A couple of months ago, there was a paper that suggested that if the finance sector grows beyond 3.9% of the economy, any growth beyond that point is coming at the expense of the rest of the economy. rather than facilitating the operation of the greater economy, being rather deleterious.

more mould than yeast, if you will

Robert What? said...

Very informative, thanks.

I believe the central banksters are letting the asset bubble continue for two reasons: (a) That is where most of their their own wealth is and (b) They haven't (yet) figured out a way to offload their gambling losses onto the middle & upper-middle classes.

The bubble is so huge that there is not enough money in those classes to cover all the gambling losses of the banksters and their cronies. Not even if all their wealth was confiscated. So at some point the banksters are going to have to turn on each other.

I don't know how that might play out and what that will look like, though.

Anonymous said...

All the more reason to play in the derivatives market. I can be in and out in minutes, and stay flat in the market overnight, over the weekend, etc. No long-term worry about being caught while the market crashed, and hedging a position is easy.

Of course, all of this takes education and learning, but it's all out their folks. Pick up your own ball and run with it.

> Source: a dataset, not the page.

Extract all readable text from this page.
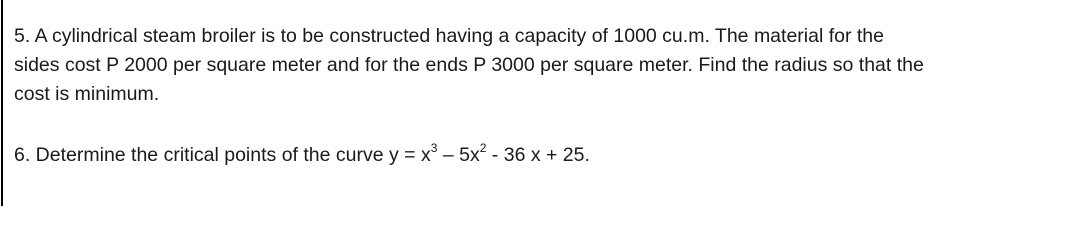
5. A cylindrical steam broiler is to be constructed having a capacity of 1000 cu.m. The material for the
sides cost P 2000 per square meter and for the ends P 3000 per square meter. Find the radius so that the
cost is minimum.

6. Determine the critical points of the curve $y = x^3 - 5x^2 - 36$ x + 25.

After watching money "managers" use my money to get slaughtered in the market, I decided that I could do better. I have never looked back.

You can too, it just takes time and practice. But it's certainly worth it in order to take control of your assets.

Anonymous said...

Every time I hear "Service Sector Economy", I proceed to check Manicure/Pedicure Futures. What nags the fucking shut out of me is how, exactly, do we export ManiPedis and Haircuts?

Financial disclosure: I'm long Cosmotology and Landscaping.